La maltraitance des vieux a de l’avenir

Aujourd’hui, quand on entend parler des vieux, c’est souvent pour évoquer leur nombre croissant, le coût qu’ils représentent pour la société, etc. On insiste donc sur la charge qu’ils font peser sur nous en évitant soigneusement de poser les vrais problèmes du vieillissement. Depuis peu, le problème de la maltraitance des personnes âgées sort son orteil de l’ombre et on commence enfin à s’apercevoir que les conditions de vie des vieux sont trop souvent misérables.
 

Profit pour les uns, enfer pour les autres

Les maltraitances morales et psychologiques sont les plus fréquemment citées lorsqu’on aborde ce sujet : pressions financières, paroles dégradantes, conduites dénuées de tout respect de la personne (eh oui le vieux ou la vieille est aussi une personne !).
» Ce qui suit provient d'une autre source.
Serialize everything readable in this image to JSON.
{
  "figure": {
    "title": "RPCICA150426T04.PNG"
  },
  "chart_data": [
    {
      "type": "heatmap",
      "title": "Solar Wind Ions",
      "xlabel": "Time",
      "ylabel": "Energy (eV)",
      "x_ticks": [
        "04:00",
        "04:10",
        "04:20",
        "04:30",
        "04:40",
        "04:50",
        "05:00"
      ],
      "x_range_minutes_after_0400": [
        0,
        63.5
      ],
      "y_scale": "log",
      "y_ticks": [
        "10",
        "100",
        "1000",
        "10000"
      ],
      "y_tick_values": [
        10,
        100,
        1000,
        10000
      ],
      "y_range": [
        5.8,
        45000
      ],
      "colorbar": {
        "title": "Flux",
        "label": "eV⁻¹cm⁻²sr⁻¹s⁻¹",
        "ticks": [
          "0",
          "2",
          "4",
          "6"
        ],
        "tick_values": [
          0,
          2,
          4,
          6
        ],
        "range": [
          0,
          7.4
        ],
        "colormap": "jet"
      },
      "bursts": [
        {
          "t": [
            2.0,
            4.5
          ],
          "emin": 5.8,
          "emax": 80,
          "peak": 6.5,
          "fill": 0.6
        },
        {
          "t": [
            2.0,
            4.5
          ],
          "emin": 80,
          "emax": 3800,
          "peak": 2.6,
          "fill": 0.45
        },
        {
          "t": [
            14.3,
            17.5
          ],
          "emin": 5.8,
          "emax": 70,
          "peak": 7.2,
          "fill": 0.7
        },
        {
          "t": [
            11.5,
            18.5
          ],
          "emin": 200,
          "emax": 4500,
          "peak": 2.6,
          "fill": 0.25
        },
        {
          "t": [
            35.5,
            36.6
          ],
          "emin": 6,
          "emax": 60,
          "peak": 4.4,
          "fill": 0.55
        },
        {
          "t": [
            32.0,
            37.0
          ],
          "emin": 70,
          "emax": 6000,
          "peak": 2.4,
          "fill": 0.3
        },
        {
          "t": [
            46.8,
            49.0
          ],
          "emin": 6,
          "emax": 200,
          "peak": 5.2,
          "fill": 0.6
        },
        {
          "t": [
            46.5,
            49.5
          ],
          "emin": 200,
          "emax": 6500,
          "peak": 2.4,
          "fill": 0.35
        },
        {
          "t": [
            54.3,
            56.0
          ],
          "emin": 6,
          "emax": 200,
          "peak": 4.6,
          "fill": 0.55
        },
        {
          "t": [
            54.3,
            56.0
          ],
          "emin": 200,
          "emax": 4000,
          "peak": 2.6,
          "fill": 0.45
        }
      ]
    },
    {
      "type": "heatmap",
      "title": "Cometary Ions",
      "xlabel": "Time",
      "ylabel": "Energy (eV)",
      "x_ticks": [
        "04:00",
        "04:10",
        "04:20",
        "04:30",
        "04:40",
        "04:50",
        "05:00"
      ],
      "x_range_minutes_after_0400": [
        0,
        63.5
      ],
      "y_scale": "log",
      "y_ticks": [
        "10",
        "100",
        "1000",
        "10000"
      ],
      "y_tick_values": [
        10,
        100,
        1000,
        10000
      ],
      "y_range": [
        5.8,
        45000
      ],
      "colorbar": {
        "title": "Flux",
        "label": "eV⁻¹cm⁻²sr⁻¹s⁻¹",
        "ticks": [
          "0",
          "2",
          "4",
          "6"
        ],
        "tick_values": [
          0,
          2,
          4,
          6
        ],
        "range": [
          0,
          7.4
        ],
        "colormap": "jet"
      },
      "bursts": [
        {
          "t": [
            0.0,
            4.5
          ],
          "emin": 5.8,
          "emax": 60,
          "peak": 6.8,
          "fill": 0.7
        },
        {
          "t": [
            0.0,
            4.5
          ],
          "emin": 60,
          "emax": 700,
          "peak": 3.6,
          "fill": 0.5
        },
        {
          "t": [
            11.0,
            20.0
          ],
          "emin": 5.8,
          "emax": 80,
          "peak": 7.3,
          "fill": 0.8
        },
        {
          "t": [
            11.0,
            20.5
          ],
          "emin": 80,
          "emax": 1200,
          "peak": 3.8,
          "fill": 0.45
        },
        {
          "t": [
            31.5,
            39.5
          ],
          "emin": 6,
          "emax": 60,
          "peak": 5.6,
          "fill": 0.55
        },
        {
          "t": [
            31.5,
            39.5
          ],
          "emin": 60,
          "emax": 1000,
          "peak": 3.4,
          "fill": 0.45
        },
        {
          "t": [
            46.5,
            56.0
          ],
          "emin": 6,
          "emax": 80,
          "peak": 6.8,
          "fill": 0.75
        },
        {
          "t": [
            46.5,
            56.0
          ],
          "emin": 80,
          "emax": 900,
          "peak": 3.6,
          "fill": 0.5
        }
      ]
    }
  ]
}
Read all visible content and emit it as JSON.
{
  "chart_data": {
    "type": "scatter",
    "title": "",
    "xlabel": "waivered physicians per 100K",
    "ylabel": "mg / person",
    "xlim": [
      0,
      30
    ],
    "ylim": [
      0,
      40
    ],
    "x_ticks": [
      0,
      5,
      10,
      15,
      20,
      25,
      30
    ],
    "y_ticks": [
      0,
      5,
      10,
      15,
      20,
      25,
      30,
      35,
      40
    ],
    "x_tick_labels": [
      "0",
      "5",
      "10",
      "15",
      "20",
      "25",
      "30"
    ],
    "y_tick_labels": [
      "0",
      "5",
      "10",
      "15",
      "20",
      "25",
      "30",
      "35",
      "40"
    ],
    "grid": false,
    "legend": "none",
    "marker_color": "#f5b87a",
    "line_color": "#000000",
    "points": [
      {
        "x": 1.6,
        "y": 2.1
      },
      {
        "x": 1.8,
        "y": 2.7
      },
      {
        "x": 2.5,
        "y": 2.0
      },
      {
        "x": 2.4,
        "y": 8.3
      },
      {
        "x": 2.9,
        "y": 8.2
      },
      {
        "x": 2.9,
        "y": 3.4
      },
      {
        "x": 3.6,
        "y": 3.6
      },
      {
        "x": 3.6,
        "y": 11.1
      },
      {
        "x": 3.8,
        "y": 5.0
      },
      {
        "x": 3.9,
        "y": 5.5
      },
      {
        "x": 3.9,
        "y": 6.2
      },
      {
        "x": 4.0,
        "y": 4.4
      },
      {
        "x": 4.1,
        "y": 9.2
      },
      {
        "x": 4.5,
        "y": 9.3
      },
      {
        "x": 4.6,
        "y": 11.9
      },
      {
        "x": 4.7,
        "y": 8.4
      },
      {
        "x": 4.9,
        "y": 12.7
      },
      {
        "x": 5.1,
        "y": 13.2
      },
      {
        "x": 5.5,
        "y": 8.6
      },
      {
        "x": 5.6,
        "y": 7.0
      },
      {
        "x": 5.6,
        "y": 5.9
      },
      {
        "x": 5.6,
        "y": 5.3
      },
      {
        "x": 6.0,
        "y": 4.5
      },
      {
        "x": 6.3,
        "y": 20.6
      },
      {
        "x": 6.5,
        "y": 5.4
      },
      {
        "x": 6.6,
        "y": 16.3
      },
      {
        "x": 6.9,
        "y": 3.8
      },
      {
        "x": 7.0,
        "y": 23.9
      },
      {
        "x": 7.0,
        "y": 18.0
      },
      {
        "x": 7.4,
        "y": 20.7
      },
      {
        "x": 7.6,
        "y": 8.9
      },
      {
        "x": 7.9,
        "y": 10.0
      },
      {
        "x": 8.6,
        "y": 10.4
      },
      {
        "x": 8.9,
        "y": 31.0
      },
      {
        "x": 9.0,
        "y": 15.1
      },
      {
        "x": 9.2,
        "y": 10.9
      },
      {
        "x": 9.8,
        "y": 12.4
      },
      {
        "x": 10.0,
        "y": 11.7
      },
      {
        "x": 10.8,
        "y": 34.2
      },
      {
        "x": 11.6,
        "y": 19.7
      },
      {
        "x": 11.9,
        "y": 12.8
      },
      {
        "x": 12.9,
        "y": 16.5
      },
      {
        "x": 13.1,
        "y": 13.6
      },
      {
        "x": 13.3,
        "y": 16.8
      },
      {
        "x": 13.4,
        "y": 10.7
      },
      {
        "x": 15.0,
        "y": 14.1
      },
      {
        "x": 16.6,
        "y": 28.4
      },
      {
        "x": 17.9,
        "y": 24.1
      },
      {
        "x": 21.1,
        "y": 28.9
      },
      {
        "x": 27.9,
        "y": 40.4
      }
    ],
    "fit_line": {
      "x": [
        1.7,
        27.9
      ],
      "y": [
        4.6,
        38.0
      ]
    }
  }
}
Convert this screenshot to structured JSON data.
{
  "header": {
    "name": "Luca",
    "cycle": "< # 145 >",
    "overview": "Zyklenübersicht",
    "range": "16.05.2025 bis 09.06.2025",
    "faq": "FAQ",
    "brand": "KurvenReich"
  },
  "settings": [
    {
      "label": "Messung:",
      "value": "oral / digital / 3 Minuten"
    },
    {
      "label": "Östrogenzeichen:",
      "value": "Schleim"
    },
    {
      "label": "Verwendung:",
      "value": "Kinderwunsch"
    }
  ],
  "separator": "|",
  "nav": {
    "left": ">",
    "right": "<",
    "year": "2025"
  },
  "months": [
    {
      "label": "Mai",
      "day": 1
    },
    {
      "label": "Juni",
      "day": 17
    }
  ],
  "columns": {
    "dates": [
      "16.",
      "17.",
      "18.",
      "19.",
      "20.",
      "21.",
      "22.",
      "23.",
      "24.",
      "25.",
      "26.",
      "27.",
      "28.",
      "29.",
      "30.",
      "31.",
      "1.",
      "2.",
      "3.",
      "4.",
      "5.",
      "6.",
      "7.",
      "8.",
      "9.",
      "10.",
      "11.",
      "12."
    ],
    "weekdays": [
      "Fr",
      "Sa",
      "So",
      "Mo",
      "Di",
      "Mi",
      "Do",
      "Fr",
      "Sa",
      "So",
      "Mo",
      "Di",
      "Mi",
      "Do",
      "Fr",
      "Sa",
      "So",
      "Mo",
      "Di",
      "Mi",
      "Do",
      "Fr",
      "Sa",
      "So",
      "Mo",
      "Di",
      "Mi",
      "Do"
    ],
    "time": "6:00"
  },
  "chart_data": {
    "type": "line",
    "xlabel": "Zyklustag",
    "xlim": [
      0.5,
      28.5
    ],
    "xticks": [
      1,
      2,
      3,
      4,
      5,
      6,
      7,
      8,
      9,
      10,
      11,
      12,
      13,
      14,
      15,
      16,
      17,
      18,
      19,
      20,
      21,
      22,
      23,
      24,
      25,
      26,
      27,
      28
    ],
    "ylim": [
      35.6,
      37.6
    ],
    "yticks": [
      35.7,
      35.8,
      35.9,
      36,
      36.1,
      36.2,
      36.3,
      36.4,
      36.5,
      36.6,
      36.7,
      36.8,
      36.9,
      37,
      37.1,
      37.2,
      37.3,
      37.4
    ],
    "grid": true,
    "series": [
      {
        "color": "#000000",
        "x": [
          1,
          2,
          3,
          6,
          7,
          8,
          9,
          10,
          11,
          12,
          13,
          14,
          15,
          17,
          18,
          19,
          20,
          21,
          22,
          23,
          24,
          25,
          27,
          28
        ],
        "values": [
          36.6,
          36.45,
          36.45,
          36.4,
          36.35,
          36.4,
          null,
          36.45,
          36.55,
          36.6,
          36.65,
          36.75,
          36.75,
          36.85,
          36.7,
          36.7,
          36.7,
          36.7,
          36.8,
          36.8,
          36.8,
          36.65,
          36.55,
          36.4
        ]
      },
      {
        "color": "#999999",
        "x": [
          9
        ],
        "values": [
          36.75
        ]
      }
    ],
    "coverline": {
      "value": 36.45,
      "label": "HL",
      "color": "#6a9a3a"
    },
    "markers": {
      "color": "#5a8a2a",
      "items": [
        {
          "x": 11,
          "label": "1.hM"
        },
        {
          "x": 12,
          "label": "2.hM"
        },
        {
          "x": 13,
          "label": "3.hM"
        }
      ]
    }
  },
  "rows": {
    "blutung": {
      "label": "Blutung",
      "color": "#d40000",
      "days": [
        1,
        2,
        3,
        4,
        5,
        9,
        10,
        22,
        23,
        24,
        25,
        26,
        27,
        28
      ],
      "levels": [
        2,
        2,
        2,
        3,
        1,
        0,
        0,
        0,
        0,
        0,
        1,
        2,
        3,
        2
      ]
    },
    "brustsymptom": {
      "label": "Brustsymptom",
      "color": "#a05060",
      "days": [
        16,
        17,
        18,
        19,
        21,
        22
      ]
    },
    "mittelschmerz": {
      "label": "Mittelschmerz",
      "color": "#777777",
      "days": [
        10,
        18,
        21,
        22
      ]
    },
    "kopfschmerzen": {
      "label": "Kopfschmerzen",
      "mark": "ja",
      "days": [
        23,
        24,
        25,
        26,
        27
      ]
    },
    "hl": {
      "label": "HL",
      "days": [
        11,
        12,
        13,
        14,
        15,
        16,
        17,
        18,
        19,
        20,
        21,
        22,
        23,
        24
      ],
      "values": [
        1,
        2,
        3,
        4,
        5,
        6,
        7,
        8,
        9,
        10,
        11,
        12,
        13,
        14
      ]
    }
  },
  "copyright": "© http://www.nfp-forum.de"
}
Ainsi en institution, les toilettes ou les soins intimes sont souvent faits la porte ouverte, au regard de tout le monde, tandis qu’on n’hésite pas à mélanger plusieurs aliments pour que mémé mange plus vite, comme de toute façon elle n’a plus de goût ce n’est pas grave. Et ce ne sont là que des exemples.
Dans une moindre mesure, les violences physiques constituent le deuxième type de maltraitance des personnes âgées fréquemment cité dans les médias : coups bien sûr mais aussi manipulations brutales, insuffisance des soins au corps (on ne leur coupe plus les ongles, on ne lave pas les dents…) ou alors on les laisse souffrir alors que les traitements de confort contre la douleur existent et qu’on les maîtrise de mieux en mieux. Comme si souffrir était naturel.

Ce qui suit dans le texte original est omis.